Published 2022-04-07

This post is also available in Swedish

Mistra Food Futures develops future sustainable food systems

Mistra Food Futures is developing a science-based platform that will help achieve a transition to a sustainable and resilient food system. A challenge that is now garnering extensive media interest. An area in which policy instruments risk missing the mark. A research issue that involves many partners with different goals and starting points.

Mistra Food Futures develops strategies aiming to lead to an economically, socially and environmentally sustainable and resilient Swedish food system that supplies healthy food. The research programme started in autumn 2020, in the midst of the pandemic. All interaction, meetings, discussions and seminars have taken place digitally. Nonetheless, it has worked very well according to Programme Director Helena Hansson, who is now looking forward to them all meeting in person at an upcoming programme conference. It has been an eventful first year. The pandemic, the climate debate and the war in Ukraine have put the issue of food security on the agenda.

Helena Hansson, Professor at the Swedish University of Agricultural Sciences (SLU) and Programme Director of Mistra Food Futures.

“The significance of what we are working on has become even more concrete; we’re clearly noticing substantial media interest in our issues,” Hansson explains. “It’s the first time in my career that I have experienced this media interest in food security, resilience and sustainability. We have not changed anything in the structure of the research programme as a result of the world situation, but the war has put the concept of resilience into perspective.” The programme’s eight work packages also got under way in the first year. One of them focuses on scenarios for future food systems. Hansson states that the work concentrates on four scenarios: food as industry, food as tech, food as culture and food forgotten. “The first one consists of continuing according to the current Swedish food strategy. The second involves producing food in more technical ways than in the form of farming. The third constitutes a discourse on the issue of the environment and the impact of food on the landscape with many niche farmers and production in short value chains. And the fourth, sadly, is about the fact that food production is being given less scope in Sweden. The research team working on scenarios will publish a report in the autumn about their work, and the intention is that the other work packages will continue the work on the scenarios. “The scenarios constitute the basis of this work and are a foundation for our future tasks that include evaluating concrete measures to attain net zero emissions and create more sustainable agriculture and food systems,” Hansson says.

Conceptual framework for sustainability

One of the other work packages is . Hansson explains that the starting point is that current frameworks do not clarify the existing hierarchy regarding the three dimensions of the sustainability aspect and that they therefore clash. As a concrete example she highlights the report from the government inquiry about the pathway to fossil-free farming: Vägen mot fossiloberoende jordbruk. “The conclusion was that agriculture should first and foremost be profitable, then it can subsequently become fossil-free. If we only look at the economic aspects and not the relationship with the environmental and social aspects, we will not make progress and will not find long-term measures and solutions. We will get stuck in the endless dispute in which the three dimensions are viewed separately instead of how they are connected and can benefit each other. Here, a conceptual framework is required that provides guidance.”

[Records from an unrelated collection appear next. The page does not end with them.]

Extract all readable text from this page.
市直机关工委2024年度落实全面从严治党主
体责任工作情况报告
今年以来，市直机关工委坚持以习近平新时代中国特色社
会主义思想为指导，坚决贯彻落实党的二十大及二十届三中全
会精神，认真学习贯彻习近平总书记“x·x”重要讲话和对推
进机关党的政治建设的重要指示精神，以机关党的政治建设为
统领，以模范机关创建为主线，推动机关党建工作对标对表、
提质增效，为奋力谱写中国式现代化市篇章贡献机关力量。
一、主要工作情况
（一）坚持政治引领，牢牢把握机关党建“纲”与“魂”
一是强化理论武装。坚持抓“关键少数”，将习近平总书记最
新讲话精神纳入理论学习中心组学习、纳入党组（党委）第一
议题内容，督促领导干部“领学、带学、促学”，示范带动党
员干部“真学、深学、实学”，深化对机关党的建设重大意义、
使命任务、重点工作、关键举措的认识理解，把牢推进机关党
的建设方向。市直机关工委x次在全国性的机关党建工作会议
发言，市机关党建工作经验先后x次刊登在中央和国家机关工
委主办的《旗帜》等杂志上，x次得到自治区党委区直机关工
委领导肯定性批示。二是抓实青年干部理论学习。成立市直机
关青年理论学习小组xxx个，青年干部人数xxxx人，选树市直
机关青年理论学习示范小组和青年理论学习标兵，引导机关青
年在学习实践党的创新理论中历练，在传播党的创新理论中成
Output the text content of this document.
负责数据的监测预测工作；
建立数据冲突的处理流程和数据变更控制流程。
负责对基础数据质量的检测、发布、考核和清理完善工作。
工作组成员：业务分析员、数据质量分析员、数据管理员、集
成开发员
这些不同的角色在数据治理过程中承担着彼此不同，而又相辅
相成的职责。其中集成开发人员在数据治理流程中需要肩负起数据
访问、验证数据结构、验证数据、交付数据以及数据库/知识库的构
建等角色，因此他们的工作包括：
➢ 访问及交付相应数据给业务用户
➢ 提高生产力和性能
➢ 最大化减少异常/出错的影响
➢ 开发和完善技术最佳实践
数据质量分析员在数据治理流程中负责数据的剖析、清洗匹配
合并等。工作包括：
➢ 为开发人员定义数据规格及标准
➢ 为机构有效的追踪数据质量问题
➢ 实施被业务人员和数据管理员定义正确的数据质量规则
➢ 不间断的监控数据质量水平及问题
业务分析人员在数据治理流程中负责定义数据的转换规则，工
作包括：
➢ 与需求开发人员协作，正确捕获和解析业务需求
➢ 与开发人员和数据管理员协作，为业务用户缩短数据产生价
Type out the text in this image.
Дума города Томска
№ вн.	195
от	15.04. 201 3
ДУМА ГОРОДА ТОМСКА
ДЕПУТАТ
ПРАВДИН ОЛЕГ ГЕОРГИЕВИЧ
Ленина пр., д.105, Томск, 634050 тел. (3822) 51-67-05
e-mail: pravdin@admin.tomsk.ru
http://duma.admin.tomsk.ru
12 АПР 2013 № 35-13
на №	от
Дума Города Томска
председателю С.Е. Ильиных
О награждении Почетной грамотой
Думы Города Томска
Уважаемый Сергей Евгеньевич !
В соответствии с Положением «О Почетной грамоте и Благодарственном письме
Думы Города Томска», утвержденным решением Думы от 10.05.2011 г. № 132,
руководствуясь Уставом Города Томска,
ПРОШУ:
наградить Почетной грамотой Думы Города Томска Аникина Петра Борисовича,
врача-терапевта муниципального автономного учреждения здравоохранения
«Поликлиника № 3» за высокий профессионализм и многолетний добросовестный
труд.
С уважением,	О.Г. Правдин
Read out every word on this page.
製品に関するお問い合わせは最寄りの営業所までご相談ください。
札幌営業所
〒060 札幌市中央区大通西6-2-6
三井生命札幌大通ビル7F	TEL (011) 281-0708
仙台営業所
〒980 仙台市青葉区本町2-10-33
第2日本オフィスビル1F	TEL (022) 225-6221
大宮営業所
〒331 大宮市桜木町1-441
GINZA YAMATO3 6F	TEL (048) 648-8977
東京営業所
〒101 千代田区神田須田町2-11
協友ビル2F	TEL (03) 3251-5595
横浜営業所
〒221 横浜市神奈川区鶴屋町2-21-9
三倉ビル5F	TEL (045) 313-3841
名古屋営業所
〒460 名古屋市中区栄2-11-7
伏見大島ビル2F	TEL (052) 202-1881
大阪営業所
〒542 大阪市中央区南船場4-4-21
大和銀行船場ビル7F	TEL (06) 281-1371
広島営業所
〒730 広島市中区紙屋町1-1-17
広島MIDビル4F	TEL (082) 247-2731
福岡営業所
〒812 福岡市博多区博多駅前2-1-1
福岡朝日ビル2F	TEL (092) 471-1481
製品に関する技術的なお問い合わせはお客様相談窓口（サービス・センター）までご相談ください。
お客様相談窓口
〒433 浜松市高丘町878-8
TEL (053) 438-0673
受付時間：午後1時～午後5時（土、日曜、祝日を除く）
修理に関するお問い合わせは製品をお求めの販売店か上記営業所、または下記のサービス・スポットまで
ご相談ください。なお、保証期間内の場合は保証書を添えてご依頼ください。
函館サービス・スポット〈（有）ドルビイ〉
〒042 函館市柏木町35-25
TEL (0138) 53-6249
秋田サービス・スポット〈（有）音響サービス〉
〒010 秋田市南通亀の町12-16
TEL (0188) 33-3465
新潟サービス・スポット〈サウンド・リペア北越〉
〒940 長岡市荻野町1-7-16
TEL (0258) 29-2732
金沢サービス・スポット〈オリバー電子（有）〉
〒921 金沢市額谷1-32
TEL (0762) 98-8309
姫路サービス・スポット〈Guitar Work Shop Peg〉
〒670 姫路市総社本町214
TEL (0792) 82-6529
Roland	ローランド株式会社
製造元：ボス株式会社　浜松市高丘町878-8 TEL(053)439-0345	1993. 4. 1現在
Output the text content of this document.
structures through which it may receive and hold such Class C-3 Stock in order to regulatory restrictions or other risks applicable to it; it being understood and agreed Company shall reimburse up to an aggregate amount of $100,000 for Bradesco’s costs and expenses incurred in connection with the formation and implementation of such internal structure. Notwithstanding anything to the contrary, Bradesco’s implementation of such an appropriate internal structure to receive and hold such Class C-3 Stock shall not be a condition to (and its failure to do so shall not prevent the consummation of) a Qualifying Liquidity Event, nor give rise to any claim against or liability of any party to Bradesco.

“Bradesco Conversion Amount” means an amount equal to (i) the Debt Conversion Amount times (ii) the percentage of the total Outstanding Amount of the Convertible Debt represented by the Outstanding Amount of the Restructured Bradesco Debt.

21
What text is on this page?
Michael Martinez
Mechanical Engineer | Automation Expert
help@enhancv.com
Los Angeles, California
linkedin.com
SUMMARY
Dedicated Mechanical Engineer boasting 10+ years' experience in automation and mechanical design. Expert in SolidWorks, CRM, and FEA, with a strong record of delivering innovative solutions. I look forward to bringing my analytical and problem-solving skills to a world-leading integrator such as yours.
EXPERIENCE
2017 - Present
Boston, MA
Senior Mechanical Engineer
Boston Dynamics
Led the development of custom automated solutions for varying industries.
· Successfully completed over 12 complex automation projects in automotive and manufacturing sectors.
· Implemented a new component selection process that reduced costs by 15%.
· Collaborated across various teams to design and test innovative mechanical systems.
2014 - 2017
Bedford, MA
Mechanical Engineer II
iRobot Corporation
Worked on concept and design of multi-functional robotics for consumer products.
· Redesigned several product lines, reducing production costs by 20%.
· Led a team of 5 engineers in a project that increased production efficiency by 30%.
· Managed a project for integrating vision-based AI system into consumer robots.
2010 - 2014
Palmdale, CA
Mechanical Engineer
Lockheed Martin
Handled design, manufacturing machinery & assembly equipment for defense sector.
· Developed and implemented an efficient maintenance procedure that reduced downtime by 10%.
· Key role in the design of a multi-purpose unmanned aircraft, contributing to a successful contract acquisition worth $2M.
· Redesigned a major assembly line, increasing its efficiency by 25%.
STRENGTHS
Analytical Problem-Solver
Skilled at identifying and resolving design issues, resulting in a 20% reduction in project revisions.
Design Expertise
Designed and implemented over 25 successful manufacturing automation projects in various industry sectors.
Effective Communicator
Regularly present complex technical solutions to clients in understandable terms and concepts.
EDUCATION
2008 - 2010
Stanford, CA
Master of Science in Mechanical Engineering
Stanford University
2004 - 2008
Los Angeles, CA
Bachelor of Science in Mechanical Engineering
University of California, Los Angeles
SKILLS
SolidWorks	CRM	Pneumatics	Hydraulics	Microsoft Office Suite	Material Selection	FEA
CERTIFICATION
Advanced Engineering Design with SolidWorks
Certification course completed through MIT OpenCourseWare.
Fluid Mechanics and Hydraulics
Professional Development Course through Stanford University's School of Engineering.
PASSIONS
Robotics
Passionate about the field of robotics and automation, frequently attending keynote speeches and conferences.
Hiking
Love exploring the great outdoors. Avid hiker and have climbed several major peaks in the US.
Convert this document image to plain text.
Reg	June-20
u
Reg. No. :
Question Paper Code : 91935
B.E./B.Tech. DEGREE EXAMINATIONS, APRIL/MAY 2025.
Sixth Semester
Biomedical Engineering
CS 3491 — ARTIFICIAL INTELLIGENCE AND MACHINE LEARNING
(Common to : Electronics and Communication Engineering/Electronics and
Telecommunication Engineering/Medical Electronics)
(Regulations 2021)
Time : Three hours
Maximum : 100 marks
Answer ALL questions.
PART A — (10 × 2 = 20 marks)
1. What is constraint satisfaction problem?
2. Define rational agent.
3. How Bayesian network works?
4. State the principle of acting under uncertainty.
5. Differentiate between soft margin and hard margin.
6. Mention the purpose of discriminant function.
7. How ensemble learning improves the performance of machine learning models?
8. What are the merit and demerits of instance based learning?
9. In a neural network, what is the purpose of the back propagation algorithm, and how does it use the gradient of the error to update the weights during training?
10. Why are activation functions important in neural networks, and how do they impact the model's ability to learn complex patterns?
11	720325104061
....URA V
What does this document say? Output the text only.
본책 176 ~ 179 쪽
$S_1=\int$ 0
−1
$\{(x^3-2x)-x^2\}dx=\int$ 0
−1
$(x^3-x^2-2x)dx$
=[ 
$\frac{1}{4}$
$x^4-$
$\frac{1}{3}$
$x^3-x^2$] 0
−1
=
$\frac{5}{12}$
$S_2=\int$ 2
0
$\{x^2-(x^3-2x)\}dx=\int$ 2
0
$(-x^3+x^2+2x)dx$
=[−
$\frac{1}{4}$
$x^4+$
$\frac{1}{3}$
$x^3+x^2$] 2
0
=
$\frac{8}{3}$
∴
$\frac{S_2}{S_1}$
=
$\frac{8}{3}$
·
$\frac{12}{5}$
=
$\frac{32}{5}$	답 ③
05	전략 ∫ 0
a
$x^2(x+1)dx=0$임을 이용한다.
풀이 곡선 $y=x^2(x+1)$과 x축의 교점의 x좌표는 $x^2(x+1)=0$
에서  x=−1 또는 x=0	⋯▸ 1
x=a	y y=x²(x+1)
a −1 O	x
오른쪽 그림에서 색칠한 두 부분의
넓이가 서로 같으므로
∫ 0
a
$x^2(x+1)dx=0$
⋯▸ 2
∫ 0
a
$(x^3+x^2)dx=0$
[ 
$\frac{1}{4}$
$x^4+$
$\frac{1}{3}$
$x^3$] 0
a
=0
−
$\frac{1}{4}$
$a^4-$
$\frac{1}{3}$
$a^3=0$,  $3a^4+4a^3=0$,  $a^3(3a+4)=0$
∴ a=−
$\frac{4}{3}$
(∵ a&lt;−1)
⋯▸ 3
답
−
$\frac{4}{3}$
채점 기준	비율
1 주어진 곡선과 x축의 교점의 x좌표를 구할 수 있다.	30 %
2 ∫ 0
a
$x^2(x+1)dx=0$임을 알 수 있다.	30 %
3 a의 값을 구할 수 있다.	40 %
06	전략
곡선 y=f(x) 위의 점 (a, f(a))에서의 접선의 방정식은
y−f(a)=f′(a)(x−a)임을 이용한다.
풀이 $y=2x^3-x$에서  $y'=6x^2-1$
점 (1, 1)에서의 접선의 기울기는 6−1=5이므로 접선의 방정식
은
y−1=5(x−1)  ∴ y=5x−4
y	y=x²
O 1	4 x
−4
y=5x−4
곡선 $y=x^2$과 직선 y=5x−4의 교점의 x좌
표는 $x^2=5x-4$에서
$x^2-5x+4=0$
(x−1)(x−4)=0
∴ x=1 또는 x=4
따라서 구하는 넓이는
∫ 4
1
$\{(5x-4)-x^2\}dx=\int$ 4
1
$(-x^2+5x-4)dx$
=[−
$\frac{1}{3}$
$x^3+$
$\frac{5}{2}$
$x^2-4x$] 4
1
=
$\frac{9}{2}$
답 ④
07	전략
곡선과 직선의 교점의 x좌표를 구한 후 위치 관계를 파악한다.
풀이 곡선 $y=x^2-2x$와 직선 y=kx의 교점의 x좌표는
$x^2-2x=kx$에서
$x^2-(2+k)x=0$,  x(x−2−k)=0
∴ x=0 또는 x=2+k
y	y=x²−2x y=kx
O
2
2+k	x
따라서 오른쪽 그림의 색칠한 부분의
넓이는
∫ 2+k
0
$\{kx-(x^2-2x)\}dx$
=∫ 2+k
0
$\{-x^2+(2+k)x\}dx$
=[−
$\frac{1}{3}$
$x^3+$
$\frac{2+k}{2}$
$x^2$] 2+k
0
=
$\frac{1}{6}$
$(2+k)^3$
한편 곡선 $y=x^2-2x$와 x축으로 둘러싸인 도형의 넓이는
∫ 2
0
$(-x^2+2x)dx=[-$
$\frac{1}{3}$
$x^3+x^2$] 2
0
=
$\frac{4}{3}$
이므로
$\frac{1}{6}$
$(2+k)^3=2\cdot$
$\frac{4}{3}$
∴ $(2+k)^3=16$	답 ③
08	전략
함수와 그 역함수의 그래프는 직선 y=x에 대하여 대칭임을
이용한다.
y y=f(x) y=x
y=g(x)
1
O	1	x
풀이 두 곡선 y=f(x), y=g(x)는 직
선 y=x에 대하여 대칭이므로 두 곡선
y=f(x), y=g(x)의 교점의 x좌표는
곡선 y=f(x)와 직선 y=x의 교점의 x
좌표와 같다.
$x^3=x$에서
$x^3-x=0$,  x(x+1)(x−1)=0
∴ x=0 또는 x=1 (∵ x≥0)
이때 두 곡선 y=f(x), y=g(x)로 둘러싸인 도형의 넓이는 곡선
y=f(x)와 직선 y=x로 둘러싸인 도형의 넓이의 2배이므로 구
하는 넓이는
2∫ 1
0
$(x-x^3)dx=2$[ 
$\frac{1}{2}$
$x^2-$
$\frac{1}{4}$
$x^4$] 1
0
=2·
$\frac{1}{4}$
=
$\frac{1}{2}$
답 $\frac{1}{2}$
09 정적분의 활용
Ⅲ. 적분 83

Different views of what should be achieved

Mistra Food Futures also brings partners together from various parts of the food supply chain that often have different goals and different degrees of emphasis on the three aspects of sustainability. Hansson explains that right from the outset they realised that they would not create a Mistra Food Futures in which all parties had the same goal for their participation in the programme. Nor is it sought-after. Different starting points and views are required. However, it is clear that all the programme participants share the same vision of a sustainable and resilient Swedish food system. “It is also important that there is an awareness that our partners from the business community, public sector and academia embark on the work with different views of what they wish to attain and different views of who should contribute to achieving the goals,” Hansson states. “To clarify this, we launched the programme with a workshop, in which we highlighted our different goals of participating in the programme. The fact that they must be diversified and that our focus is not on reaching a consensus.” Now that the research programme has entered its second year, a great deal of energy will be devoted to strengthening the link between the various work packages. The young researchers who are creating such links play a significant part in this. The dialogue with the programme’s partners will also be deepened. “We want to discuss how the transition can take place at the same time as the ongoing pandemic and war,” Hansson says. “The political proposals we have seen recently concentrate on solving short-term problems even though we need to look ahead and not lose focus on long-term initiatives. Here, more in-depth discussions are required on how we can solve short-term problems while maintaining a focus on the environmental issues.”